Позволил себе улыбку и инспектор Кроу. Впрочем, чем больше он раздумывал над описанием Мадиса и его подручных, тем больше мрачных мыслей собиралось в голове инспектора.
Три британских директора компании Мадиса проходили под именами Уильяма Джейкоби, Бертрама Джейкоби и Альберта Пайка, и все трое соответствовали описаниям тех людей, что проживали некоторое время в Стивентон-Холле. К тому же имя Альберта Пайка звучало весьма похоже на имя Альберта Спира (того самого, который женился в Стивентоне на Бриджет Койл). Такая игра с именами выдавала наглость, свойственную как самому Мориарти, так и его подручным.
Внимание Кроу привлекло и описание самого Мадиса. По данным полицейского департамента Нью-Йорка, это был мужчина сорока с небольшим лет, энергичный, здоровой комплекции, с рыжеватыми волосами и слабыми глазами, требовавшими постоянного ношения очков – в данном случае в золотой оправе.
Само по себе это ничего не значило; инспектор хорошо знал, что Мориарти, по следу которого он шел в Лондоне, мог легко менять внешность и выступать в нескольких обличьях. В частности, Кроу уже доказал – разумеется, методом логической дедукции, – что высокий, сухощавый мужчина, воспринимаемый всеми как знаменитый Мориарти, автор трактата о биноме Ньютона и «Динамики астероида», есть всего лишь маска, которой пользуется человек более молодой, по всей вероятности, младший брат этого самого профессора. Но в кратком описании сэра Джеймса Мадиса имелась характерная деталь, связывавшая его с печально знаменитым «Наполеоном преступного мира». В разделе «Привычки и манеры» словесного портрета говорилось буквально следующее: «Странное и весьма редко встречающееся движение головы из стороны в сторону; привычка, похоже, неконтролируемая и напоминающая нервный тик».

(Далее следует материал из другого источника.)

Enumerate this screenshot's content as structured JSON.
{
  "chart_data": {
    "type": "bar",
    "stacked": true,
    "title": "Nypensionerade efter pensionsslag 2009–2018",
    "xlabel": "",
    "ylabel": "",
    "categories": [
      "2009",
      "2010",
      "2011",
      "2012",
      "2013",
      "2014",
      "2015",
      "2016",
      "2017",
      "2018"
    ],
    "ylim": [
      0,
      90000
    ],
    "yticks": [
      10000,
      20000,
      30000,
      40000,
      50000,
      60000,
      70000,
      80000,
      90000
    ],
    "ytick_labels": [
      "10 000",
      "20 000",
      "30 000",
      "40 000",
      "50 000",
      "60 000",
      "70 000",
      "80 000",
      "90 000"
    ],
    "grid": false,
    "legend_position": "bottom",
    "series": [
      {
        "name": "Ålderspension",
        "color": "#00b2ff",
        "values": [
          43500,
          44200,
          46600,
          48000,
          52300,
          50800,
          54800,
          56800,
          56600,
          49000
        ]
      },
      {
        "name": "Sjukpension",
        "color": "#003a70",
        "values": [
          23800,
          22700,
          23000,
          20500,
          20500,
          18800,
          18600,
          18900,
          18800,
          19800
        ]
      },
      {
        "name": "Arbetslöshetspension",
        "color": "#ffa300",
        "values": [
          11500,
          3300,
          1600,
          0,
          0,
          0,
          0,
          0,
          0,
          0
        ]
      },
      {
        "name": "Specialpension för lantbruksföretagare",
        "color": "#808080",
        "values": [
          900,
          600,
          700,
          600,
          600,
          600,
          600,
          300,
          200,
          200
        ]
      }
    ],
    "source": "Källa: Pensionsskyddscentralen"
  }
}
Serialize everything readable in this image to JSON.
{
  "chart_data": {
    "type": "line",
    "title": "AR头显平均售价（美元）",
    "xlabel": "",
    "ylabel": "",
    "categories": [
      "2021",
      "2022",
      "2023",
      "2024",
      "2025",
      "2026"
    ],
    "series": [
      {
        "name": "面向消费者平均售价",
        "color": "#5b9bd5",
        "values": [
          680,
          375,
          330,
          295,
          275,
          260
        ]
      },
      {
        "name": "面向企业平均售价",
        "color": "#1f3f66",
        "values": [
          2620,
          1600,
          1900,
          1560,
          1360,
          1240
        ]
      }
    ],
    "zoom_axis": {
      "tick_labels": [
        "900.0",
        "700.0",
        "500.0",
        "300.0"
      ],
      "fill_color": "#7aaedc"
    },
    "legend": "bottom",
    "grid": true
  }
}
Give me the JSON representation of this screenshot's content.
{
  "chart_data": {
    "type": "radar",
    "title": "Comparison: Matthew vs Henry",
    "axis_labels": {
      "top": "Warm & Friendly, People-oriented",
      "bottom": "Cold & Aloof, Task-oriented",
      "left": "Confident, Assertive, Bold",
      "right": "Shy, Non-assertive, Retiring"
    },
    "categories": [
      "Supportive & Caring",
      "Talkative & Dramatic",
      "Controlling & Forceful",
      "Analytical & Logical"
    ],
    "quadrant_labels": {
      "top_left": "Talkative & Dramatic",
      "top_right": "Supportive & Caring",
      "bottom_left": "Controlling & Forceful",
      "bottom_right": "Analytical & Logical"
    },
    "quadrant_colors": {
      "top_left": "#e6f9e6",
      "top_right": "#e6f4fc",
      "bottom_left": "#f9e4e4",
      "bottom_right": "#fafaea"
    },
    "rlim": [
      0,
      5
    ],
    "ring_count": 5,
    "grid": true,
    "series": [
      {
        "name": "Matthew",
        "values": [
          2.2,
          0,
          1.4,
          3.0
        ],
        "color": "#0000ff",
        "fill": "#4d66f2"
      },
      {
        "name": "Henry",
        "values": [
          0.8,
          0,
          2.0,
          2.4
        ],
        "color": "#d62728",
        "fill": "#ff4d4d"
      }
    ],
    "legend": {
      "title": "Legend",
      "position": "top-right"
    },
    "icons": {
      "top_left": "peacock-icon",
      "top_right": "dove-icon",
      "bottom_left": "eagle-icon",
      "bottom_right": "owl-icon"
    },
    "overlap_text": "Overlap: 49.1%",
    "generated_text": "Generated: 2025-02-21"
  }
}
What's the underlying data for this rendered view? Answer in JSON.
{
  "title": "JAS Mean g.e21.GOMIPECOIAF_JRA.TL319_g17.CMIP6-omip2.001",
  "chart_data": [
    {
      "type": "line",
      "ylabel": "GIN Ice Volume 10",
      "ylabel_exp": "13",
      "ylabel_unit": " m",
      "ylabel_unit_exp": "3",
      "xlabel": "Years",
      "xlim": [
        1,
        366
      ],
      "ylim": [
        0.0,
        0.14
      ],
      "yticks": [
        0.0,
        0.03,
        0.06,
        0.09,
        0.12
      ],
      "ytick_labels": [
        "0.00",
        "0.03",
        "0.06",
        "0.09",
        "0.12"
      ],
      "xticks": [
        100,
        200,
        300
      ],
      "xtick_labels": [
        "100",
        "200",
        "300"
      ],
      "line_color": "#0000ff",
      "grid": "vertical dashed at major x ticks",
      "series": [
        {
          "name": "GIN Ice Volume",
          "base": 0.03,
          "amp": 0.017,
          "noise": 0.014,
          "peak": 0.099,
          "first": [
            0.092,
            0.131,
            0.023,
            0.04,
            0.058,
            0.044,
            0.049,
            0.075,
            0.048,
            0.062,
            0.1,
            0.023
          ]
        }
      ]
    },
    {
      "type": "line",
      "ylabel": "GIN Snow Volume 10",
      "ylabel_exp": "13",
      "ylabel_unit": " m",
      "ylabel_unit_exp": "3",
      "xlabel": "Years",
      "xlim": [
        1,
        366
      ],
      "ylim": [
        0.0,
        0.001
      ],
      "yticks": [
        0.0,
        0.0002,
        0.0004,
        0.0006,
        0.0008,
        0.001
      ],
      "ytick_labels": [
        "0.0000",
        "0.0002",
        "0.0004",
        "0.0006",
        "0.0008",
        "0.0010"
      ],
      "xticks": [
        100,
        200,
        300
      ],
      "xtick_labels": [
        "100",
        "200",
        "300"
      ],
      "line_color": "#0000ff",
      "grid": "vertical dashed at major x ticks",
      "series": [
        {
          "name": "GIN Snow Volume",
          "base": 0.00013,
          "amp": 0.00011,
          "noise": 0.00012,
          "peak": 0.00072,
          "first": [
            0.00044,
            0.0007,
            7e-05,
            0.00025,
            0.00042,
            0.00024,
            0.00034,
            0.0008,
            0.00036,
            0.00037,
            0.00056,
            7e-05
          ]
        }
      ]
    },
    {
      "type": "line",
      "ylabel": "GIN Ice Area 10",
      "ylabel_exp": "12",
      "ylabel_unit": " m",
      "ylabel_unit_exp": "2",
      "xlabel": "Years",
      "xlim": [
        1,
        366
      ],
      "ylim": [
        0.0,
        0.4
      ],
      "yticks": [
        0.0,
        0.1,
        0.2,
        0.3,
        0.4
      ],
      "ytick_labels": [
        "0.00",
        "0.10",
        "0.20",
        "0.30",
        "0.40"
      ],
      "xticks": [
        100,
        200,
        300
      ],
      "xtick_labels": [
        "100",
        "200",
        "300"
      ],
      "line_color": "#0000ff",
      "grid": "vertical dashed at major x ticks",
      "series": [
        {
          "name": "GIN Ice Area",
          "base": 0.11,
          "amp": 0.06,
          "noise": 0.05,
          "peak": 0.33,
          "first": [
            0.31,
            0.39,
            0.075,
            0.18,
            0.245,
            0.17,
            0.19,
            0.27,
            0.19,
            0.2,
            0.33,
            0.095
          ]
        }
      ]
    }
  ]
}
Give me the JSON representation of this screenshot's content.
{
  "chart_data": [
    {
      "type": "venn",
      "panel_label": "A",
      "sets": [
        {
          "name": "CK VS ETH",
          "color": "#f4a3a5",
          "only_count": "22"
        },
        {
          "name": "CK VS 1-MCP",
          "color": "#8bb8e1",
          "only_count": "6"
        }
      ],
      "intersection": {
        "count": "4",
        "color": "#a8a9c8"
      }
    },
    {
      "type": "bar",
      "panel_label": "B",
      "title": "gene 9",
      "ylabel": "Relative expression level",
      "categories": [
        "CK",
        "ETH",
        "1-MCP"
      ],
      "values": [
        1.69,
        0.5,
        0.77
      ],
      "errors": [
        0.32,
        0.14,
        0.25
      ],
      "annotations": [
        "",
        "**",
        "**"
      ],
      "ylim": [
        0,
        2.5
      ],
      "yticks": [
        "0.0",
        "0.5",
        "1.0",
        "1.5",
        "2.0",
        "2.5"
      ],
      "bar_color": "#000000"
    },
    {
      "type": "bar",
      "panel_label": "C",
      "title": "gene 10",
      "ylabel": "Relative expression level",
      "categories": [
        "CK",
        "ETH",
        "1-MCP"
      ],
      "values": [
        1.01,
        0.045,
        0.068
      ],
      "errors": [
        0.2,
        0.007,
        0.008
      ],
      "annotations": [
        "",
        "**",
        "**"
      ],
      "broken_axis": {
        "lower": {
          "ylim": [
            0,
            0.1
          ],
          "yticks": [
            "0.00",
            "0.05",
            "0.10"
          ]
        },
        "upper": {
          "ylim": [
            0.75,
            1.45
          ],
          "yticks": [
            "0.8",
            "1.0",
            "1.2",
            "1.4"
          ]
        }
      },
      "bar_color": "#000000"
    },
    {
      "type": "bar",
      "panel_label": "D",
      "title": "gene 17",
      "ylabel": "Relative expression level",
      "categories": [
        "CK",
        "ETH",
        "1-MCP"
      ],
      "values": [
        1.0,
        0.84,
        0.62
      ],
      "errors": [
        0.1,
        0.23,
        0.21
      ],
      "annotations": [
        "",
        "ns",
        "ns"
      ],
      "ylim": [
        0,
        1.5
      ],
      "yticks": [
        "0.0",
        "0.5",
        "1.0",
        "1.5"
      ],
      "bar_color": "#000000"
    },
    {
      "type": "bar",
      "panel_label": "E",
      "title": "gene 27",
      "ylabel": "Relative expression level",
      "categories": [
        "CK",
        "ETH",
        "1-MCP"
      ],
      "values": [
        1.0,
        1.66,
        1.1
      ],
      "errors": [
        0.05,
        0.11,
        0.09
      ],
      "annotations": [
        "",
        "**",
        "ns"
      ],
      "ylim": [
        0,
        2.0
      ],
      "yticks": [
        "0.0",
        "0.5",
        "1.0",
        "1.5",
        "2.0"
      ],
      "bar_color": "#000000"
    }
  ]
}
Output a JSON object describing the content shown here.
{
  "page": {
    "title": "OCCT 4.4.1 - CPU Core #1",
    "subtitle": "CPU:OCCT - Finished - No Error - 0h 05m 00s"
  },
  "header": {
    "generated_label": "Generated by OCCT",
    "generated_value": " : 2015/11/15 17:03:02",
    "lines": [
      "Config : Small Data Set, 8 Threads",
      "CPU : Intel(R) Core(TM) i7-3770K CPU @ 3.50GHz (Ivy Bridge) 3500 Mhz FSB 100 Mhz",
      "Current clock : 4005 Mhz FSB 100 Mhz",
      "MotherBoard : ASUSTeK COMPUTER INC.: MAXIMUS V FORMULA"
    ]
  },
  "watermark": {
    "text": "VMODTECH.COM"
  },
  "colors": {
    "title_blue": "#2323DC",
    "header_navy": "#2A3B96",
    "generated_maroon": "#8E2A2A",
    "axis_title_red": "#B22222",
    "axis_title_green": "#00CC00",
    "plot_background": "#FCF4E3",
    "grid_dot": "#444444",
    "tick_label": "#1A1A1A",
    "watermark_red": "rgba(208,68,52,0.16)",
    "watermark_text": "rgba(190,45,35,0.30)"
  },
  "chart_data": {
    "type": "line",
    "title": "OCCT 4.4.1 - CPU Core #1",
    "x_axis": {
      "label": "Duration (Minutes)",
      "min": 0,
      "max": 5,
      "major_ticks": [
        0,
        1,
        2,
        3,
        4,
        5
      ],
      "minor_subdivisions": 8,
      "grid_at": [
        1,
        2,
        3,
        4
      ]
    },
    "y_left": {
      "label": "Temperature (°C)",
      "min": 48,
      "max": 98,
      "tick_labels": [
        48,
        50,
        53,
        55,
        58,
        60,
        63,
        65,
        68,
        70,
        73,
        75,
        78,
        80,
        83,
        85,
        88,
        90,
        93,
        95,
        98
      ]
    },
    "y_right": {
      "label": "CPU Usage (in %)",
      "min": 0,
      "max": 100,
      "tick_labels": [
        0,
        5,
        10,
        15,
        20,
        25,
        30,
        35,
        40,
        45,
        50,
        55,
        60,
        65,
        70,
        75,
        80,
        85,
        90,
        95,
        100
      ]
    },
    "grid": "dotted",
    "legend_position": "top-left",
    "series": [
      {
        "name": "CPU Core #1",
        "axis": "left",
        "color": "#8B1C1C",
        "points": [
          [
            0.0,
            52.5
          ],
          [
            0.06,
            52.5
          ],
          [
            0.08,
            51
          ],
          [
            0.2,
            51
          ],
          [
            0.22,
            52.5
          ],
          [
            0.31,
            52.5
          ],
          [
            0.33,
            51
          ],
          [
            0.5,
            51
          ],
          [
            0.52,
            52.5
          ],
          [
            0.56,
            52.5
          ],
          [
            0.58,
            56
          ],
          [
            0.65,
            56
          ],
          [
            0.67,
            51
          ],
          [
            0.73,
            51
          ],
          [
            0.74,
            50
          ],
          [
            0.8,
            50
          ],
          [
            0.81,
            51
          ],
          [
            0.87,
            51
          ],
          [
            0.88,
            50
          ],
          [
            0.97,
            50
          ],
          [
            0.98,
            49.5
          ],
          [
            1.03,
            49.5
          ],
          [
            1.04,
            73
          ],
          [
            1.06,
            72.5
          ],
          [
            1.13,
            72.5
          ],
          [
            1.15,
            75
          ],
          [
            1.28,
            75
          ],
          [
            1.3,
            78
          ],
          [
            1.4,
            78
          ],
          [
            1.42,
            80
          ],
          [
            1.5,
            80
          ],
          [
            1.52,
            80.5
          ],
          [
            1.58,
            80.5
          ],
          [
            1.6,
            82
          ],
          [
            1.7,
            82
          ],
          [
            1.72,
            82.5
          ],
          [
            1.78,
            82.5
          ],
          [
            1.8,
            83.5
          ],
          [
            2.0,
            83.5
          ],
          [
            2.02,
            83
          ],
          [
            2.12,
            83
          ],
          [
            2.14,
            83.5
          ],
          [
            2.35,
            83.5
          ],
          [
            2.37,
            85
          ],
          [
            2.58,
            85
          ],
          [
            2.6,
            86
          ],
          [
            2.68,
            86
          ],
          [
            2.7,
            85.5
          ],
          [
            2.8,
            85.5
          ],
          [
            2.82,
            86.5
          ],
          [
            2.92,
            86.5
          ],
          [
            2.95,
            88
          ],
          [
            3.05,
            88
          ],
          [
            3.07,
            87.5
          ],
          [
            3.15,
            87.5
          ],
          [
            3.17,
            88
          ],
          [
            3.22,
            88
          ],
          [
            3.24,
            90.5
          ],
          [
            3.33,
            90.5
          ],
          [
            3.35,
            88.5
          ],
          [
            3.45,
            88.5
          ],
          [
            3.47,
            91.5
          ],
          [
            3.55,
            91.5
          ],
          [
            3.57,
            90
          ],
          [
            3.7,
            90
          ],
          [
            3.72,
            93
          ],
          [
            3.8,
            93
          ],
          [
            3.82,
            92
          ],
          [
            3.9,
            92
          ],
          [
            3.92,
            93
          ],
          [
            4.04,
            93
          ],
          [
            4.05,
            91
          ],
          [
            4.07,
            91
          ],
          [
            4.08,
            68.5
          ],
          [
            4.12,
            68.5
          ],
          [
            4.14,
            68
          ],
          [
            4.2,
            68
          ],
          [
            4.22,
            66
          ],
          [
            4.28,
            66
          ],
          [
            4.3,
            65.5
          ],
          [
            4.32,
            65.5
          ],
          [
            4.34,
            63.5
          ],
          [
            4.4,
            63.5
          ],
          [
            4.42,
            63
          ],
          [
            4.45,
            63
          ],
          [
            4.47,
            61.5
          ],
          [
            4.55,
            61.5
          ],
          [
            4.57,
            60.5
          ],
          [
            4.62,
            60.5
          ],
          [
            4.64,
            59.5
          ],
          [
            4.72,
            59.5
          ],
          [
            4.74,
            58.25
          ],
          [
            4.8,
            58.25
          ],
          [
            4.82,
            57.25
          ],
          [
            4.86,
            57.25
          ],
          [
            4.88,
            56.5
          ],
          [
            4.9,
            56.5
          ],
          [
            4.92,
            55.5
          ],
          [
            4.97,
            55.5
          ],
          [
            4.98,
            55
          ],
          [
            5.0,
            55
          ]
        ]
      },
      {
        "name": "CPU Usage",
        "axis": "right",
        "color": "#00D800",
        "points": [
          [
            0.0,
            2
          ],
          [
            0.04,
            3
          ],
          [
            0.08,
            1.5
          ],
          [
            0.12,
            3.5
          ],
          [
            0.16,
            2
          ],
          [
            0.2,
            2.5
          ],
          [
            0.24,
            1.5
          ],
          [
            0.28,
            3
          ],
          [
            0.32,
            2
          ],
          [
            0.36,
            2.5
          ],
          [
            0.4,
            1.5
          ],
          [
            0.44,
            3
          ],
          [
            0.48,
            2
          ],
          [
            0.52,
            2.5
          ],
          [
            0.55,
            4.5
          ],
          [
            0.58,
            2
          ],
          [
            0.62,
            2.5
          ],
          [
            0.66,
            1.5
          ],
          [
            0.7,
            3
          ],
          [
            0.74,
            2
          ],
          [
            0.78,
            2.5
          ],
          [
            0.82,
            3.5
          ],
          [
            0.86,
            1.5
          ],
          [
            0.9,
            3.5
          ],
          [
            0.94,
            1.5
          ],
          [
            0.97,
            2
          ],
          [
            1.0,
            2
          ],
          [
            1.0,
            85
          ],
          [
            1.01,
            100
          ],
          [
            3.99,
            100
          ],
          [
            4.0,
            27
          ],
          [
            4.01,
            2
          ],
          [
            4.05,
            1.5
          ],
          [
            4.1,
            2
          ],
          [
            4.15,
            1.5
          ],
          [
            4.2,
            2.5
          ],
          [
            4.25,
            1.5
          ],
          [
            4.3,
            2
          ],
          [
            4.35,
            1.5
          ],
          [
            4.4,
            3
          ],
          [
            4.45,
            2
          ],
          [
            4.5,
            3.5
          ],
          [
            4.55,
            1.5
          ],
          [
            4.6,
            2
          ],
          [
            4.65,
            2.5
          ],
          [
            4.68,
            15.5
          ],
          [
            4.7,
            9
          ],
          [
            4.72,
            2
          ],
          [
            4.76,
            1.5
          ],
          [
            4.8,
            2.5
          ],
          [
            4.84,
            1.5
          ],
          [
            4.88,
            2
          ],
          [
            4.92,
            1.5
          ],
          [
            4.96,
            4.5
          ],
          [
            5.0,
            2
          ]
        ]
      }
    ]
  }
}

– Уверен, это он, – сказал Кроу Холмсу.
О встрече инспектор попросил сразу же после того, как прочел письмо, и Холмс, верный данному обещанию, тут же ответил согласием и даже, заботясь о том, чтобы им не мешали, устроил для доктора Уотсона некий срочный вызов.
Кроу отправился на Бейкер-стрит с некоторым беспокойством. В предшествующие визиты состояние великого детектива произвело на него далеко не самое лучшее впечатление. Холмс выглядел изрядно похудевшим, раздражительным и болезненно возбужденным. В этот раз, однако, худшие опасения не подтвердились – маэстро дедукции был полон сил и энергии и демонстрировал свойственную ему живость мысли.[5]
– Уверен, это он, – повторил Кроу, хлопая кулаком по ладони. – Я это нутром чую.
– Боюсь, основание для вывода не вполне научное, мой дорогой Кроу, хотя в данном случае я согласен с вами по сути. Даты совпадают, описания тоже. Вы и сами указали на любопытную созвучность имен Альберта Пайка и Альберта Спира. Что касается двух других, то я посоветовал бы вам поискать в полицейских архивах двух братьев плотного телосложения и с фамилией, схожей с Джейкоби. Что же касается самого профессора, то я обратил бы внимание на одну деталь, в которой проявилась самоуверенность дьявольски изобретательного ума. Эта деталь…
– Инициалы?
– Да, да, конечно. – Холмс махнул рукой, словно отметая этот пункт как слишком очевидный. – Но не только…
– Фамилия?
В последовавшую за этим короткую паузу Холмс устремил на гостя внимательный и даже пристальный взгляд.
– Вот именно, – сказал он наконец. – Именно такого рода игры во вкусе Мориарти. Мадис есть…
– Анаграмма имени «Мидас», – расцвел, довольный собой, Кроу.
На аскетичном лице детектива застыла холодная усмешка.
– Верно. Все указывает на то, что Профессор вознамерился собрать значительные средства. С какой целью? Об этом я еще не думал. Разве что?..
Кроу покачал головой.
– Думаю, спекулировать на эту тему преждевременно и неразумно.
Вернувшись в свой кабинет, инспектор незамедлительно приступил к работе, результатом которой стал пространный рапорт на имя комиссара, к которому прилагалось прошение об откомандировании его, инспектора Кроу, в Нью-Йорк для консультаций с тамошними детективами, оказания им посильной помощи в задержании самозваного сэра Джеймса Мадиса и идентификации последнего как профессора Джеймса Мориарти.
Не остался без дела и сержант Таннер, получивший задание поискать в полицейских архивах братьев с фамилией, сходной по звучанию с Джейкобс.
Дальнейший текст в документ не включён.